Two music discovery scripts that scan your collection and generate reports from Last.fm data. Run them from the command line or let a Docker-hosted web dashboard trigger and schedule them.
Missing Popular Albums — for every artist you own, finds the single highest-playcount album or EP you don't have yet.
Discover Similar Artists — queries Last.fm for artists similar to those in your collection, filters out anything you already own, and surfaces the top recommendation per candidate with their most popular album.
New & Trending — pulls new releases from up to 9 sources (Spotify, Last.fm, Bandcamp, AOTY, Juno, ListenBrainz), scores them against your Last.fm scrobble history and Navidrome library, and splits results into three sections: releases from artists you own or scrobble, releases from related artists, and everything else with a positive score.
- Docker (recommended) or Python 3.12+
- A Last.fm API key (free)
- A Navidrome instance or a local music directory
Docker gives you a web dashboard to trigger runs, watch live logs, view reports, and schedule automatic scans — no Python setup required.
git clone https://github.com/cdeschenes/cratedigger.git
cd cratedigger
cp .env.example .env
# Edit .env — at minimum set:
# LASTFM_API_KEY — your Last.fm API key
# AUTH_PASS — password for the web UI
# SECRET_KEY — any long random string
# NAVIDROME_* — or set MUSIC_ROOT to your local music path
docker compose pull
docker compose up -dThe image is pre-built and published to ghcr.io/cdeschenes/cratedigger:latest. There is no local build step.
Open http://localhost:8080 and sign in with admin / your AUTH_PASS.
Music folder: If you're not using Navidrome, uncomment the volume line in
docker-compose.yamland point it at your music directory.
Run the scripts directly without Docker. Reports are written as standalone HTML files.
python3 -m venv .venv
source .venv/bin/activate
pip install -r requirements.txt
cp .env.example .env
# Edit .env — set LASTFM_API_KEY and NAVIDROME_* (or MUSIC_ROOT)

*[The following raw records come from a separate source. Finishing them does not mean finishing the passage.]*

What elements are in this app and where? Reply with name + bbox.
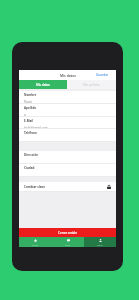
staticText: Cambiar clave [24, 185, 46, 189]
staticText: Cerrar sesión [58, 231, 78, 235]
button[interactable]: Mis pedidos [67, 80, 116, 89]
button[interactable]: Ciudad [19, 164, 116, 177]
staticText: Inicio [32, 243, 39, 246]
button[interactable]: Chat [52, 237, 84, 247]
staticText: Nombre [24, 93, 37, 97]
button[interactable]: Guardar [89, 71, 116, 79]
staticText: Flavio [24, 100, 33, 104]
staticText: Mis datos [36, 83, 50, 87]
button[interactable]: Dirección [19, 151, 116, 164]
button[interactable]: Home [19, 237, 52, 247]
button[interactable]: Profile [84, 237, 116, 247]
button[interactable]: Apellido [19, 104, 116, 117]
staticText: hola@gmail.com [24, 126, 48, 130]
staticText: a [24, 113, 26, 117]
staticText: Guardar [96, 73, 109, 77]
button[interactable]: E-Mail [19, 117, 116, 129]
button[interactable]: Cambiar clave [19, 182, 116, 192]
button[interactable]: Teléfono [19, 129, 116, 142]
button[interactable]: Mis datos [19, 80, 67, 89]
staticText: Dirección [24, 153, 38, 157]
staticText: Ciudad [24, 166, 35, 170]
staticText: E-Mail [24, 119, 34, 123]
staticText: Apellido [24, 106, 37, 110]
staticText: Mis datos [60, 73, 76, 78]
button[interactable]: Nombre [19, 91, 116, 104]
staticText: Chat [65, 243, 71, 246]
staticText: Perfil [97, 243, 103, 246]
button[interactable]: Cerrar sesión [19, 228, 116, 237]
staticText: Mis pedidos [83, 83, 100, 87]
staticText: Teléfono [24, 131, 37, 135]
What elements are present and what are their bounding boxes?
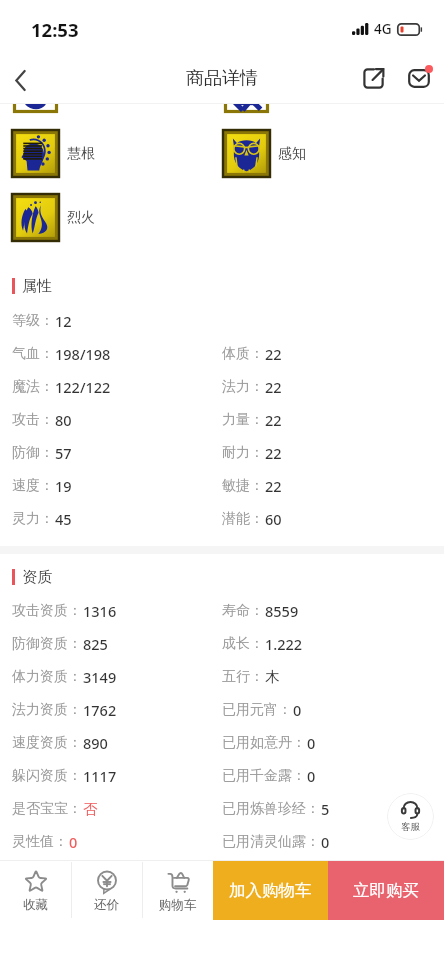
staticText: 还价 [94, 897, 119, 913]
staticText: 已用元宵： [222, 701, 292, 719]
staticText: 攻击资质： [12, 602, 82, 620]
staticText: 已用炼兽珍经： [222, 800, 320, 818]
staticText: 立即购买 [353, 880, 419, 901]
staticText: 是否宝宝： [12, 800, 82, 818]
staticText: 45 [55, 509, 72, 529]
staticText: 825 [83, 634, 108, 654]
staticText: 0 [307, 766, 316, 786]
staticText: 客服 [401, 821, 420, 833]
staticText: 体质： [222, 345, 264, 363]
staticText: 5 [321, 799, 330, 819]
staticText: 19 [55, 476, 72, 496]
staticText: 22 [265, 410, 282, 430]
staticText: 慧根 [67, 145, 95, 163]
staticText: 灵力： [12, 510, 54, 528]
staticText: 3149 [83, 667, 117, 687]
staticText: 攻击： [12, 411, 54, 429]
staticText: 速度资质： [12, 734, 82, 752]
staticText: 12 [55, 311, 72, 331]
staticText: 890 [83, 733, 108, 753]
button[interactable]: 加入购物车 [213, 861, 328, 920]
staticText: 防御： [12, 444, 54, 462]
staticText: 0 [69, 832, 78, 852]
staticText: 0 [307, 733, 316, 753]
staticText: 购物车 [159, 897, 197, 913]
staticText: 商品详情 [186, 67, 258, 90]
staticText: 力量： [222, 411, 264, 429]
button[interactable]: 收藏 [0, 861, 71, 920]
staticText: 已用千金露： [222, 767, 306, 785]
staticText: 木 [265, 668, 280, 686]
staticText: 感知 [278, 145, 306, 163]
staticText: 寿命： [222, 602, 264, 620]
staticText: 1117 [83, 766, 117, 786]
staticText: 122/122 [55, 377, 111, 397]
staticText: 速度： [12, 477, 54, 495]
staticText: 加入购物车 [229, 880, 312, 901]
staticText: 收藏 [23, 897, 48, 913]
staticText: 12:53 [31, 17, 79, 42]
staticText: 等级： [12, 312, 54, 330]
staticText: 法力： [222, 378, 264, 396]
staticText: 潜能： [222, 510, 264, 528]
staticText: 0 [293, 700, 302, 720]
button[interactable]: 购物车 [142, 861, 213, 920]
staticText: 1.222 [265, 634, 303, 654]
staticText: 属性 [22, 277, 52, 295]
staticText: 烈火 [67, 209, 95, 227]
button[interactable]: Messages [397, 55, 441, 101]
button[interactable]: Back [0, 57, 40, 103]
staticText: 否 [83, 800, 98, 818]
staticText: 22 [265, 377, 282, 397]
staticText: 魔法： [12, 378, 54, 396]
button[interactable]: 客服 Customer service [387, 793, 434, 840]
staticText: 躲闪资质： [12, 767, 82, 785]
staticText: 0 [321, 832, 330, 852]
staticText: 1762 [83, 700, 117, 720]
staticText: 防御资质： [12, 635, 82, 653]
staticText: 耐力： [222, 444, 264, 462]
staticText: 22 [265, 344, 282, 364]
button[interactable]: 还价 [71, 861, 142, 920]
staticText: 成长： [222, 635, 264, 653]
staticText: 60 [265, 509, 282, 529]
staticText: 1316 [83, 601, 117, 621]
staticText: 57 [55, 443, 72, 463]
staticText: 4G [374, 20, 392, 38]
staticText: 198/198 [55, 344, 111, 364]
staticText: 五行： [222, 668, 264, 686]
staticText: 气血： [12, 345, 54, 363]
staticText: 资质 [22, 568, 52, 586]
staticText: 已用如意丹： [222, 734, 306, 752]
staticText: 8559 [265, 601, 299, 621]
staticText: 体力资质： [12, 668, 82, 686]
staticText: 22 [265, 476, 282, 496]
button[interactable]: Share [352, 55, 396, 101]
staticText: 敏捷： [222, 477, 264, 495]
staticText: 80 [55, 410, 72, 430]
staticText: 已用清灵仙露： [222, 833, 320, 851]
staticText: 法力资质： [12, 701, 82, 719]
staticText: 22 [265, 443, 282, 463]
staticText: 灵性值： [12, 833, 68, 851]
button[interactable]: 立即购买 [328, 861, 444, 920]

python missing_popular_albums.py
python discover_similar_artists.pyReports are written to missing_popular_albums.html and discover_similar_artists.html in the current directory (overridable via .env).
All settings live in .env. Copy .env.example to get started — required fields are clearly marked at the top. When using Docker, output paths are pinned to the /data volume automatically and should not be set manually.

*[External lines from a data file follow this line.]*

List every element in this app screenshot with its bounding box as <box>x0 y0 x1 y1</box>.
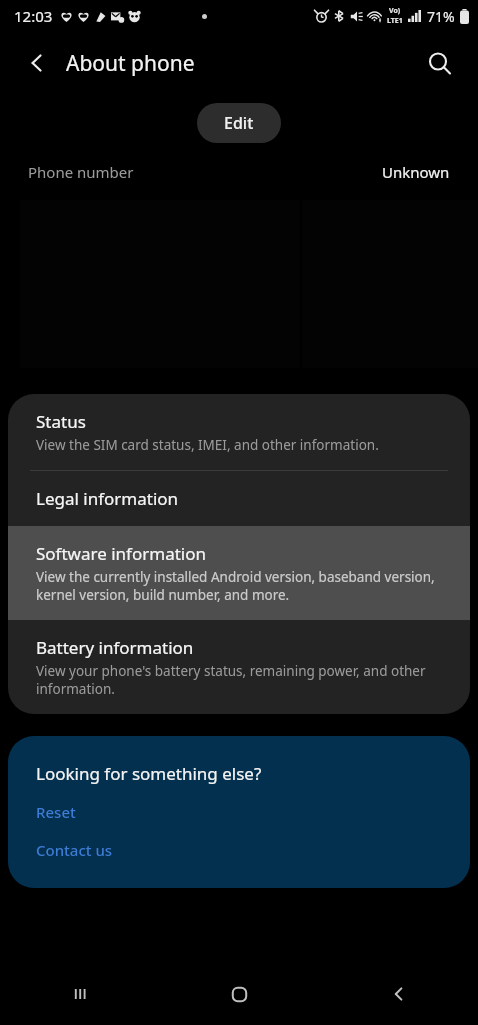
button[interactable]: Search <box>416 40 462 86</box>
button[interactable]: Recent apps <box>0 963 160 1025</box>
staticText: Status <box>36 410 86 433</box>
staticText: View the SIM card status, IMEI, and othe… <box>36 436 379 454</box>
staticText: 71% <box>427 7 455 26</box>
button[interactable]: Contact us <box>36 840 113 860</box>
button[interactable]: Back <box>14 40 60 86</box>
staticText: Phone number <box>28 162 134 182</box>
button[interactable]: Edit <box>197 103 281 143</box>
staticText: Legal information <box>36 487 179 510</box>
staticText: Reset <box>36 802 76 822</box>
staticText: Edit <box>224 112 254 134</box>
button[interactable]: Status <box>8 394 470 470</box>
staticText: Contact us <box>36 840 113 860</box>
staticText: Software information <box>36 542 206 565</box>
staticText: Looking for something else? <box>36 762 262 785</box>
button[interactable]: Reset <box>36 802 76 822</box>
staticText: About phone <box>66 49 195 78</box>
button[interactable]: Back <box>319 963 478 1025</box>
button[interactable]: Home <box>160 963 319 1025</box>
staticText: 12:03 <box>14 6 53 26</box>
staticText: View the currently installed Android ver… <box>36 568 448 604</box>
button[interactable]: Legal information <box>8 471 470 526</box>
button[interactable]: Phone number <box>0 152 478 192</box>
staticText: View your phone's battery status, remain… <box>36 662 448 698</box>
staticText: Battery information <box>36 636 194 659</box>
button[interactable]: Battery information <box>8 620 470 714</box>
staticText: LTE1 <box>387 16 403 26</box>
staticText: Unknown <box>382 162 450 182</box>
button[interactable]: Software information <box>8 526 470 620</box>
staticText: Vo) <box>389 6 401 16</box>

| Variable | Default | Required | Purpose |
|---|---|---|---|
LASTFM_API_KEY |
Yes | Last.fm API key. Get one at last.fm/api. Also used for Last.fm charts in New & Trending. | |
MUSIC_ROOT |
/Volumes/NAS/Media/Music/Music_Server |
Fallback | Filesystem path to scan when Navidrome is not configured. |
NAVIDROME_URL |
No | Base URL of your Navidrome instance, e.g. https://navidrome.example.com |
|
NAVIDROME_USER |
No | Navidrome username | |
NAVIDROME_PASS |
No | Navidrome password | |
NAVIDROME_MUSIC_FOLDER |
No | Navidrome library name to restrict the scan to. If set and the name doesn't match, the script aborts and lists available names. Leave empty to scan all libraries. |
All three of NAVIDROME_URL, NAVIDROME_USER, and NAVIDROME_PASS must be set to use Navidrome. If any are missing, the script falls back to the filesystem scan.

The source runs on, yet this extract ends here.